The cyclic sedimentary record of the late Miocene Mediterranean shows a distinct transition from open-marine to restricted conditions, and finally to evaporitic environments associated with the Messinian Salinity Crisis. This atypical evolution has been attributed to changes in Mediterranean-Atlantic connectivity and regional climate, which has a strong precessional pulse. Tectonics and sea-level variations affect the exchange of water, salt and heat through the gateway and can therefore trigger changes in circulation and water properties in both the Atlantic Ocean and the Mediterranean Sea. Building on this qualitative knowledge of the late Miocene epoch, my objective is to improve our quantitative understanding of external forcings such as gateway size or climatic effects and their impact on the Mediterranean Sea (e.g., overturning circulation, salinity distribution and evolution). This goal is achieved by complementing the available geological/geochemical observations with a physics-based theoretical and modeling approach. During this seminar, I will address the following questions: (1) To which extent is basin salinity controlled by gateway dimensions? (2) How did the Mediterranean freshwater forcing evolve during the late Miocene?

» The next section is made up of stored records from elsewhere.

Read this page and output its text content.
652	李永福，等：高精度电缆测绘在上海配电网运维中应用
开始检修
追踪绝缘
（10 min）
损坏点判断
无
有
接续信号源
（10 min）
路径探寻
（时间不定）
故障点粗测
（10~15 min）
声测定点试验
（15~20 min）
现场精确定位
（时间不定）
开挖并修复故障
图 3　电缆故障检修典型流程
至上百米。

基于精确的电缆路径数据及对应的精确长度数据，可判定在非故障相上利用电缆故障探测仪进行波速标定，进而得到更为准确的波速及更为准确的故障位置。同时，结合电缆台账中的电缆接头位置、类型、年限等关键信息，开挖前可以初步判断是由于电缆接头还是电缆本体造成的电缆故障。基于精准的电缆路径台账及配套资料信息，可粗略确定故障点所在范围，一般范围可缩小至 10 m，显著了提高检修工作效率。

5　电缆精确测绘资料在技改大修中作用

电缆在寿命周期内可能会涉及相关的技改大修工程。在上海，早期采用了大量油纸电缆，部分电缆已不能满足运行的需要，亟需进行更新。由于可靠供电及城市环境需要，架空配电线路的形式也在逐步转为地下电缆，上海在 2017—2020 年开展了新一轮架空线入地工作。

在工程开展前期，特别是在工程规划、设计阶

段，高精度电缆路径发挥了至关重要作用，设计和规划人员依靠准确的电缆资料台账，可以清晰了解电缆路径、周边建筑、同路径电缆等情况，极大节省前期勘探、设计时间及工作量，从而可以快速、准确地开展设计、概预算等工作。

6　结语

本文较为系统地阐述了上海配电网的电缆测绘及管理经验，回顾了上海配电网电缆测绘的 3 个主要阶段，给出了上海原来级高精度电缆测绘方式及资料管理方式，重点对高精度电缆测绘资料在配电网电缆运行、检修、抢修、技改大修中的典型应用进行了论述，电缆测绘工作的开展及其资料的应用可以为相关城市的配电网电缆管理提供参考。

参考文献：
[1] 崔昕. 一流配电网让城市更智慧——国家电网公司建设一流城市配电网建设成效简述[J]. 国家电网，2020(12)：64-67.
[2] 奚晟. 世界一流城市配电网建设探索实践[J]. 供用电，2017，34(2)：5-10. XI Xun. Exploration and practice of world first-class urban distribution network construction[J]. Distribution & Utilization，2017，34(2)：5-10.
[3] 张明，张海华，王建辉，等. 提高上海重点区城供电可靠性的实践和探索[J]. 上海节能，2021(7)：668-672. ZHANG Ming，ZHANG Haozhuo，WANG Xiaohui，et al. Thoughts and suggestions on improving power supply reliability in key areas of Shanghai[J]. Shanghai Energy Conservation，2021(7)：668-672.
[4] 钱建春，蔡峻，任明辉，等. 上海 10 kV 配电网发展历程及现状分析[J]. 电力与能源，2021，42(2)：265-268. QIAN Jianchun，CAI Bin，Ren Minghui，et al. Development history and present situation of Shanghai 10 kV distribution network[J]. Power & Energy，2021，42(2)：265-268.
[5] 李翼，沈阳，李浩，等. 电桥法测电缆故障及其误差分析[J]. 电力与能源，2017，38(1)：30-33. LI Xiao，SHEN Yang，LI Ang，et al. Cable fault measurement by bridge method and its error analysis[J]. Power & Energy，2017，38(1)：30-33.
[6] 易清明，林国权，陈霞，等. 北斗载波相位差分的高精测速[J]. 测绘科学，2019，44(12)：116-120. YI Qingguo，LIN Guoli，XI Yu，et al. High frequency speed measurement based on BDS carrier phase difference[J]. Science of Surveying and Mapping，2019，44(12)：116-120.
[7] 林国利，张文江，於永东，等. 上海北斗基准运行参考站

Dirk Simon holds a BSc. and MSc. in Physics from the University of Cambridge, UK. During his Master’s thesis at the Bullard Laboratory he used Rayleigh surface tomography to investigate the upper mantle shear wave structure beneath the Cape Verde islands. This project woke his interest to learn more about processes operating on Earth.  Dirk pursued his postgraduate studies in Earth Sciences at Utrecht University in 2012. His research within the Tectonophysics group focused on past ocean circulation in the Mediterranean Sea. Although Dirk's investigations were predominantly of theoretical nature, being a member of the EU-funded training network ‘MEDGATE’ allowed him to join his colleagues in the field to explore the geology of the Mediterranean region. Within the framework of his PhD research, Dirk also spent time at Bristol University, where he worked with global climate models. During his Postdoc at the Paleomagnetic Laboratory “Fort Hoofddijk”, Dirk extended his modeling skills to the middle Miocene epoch with a focus on the Black and Caspian Sea.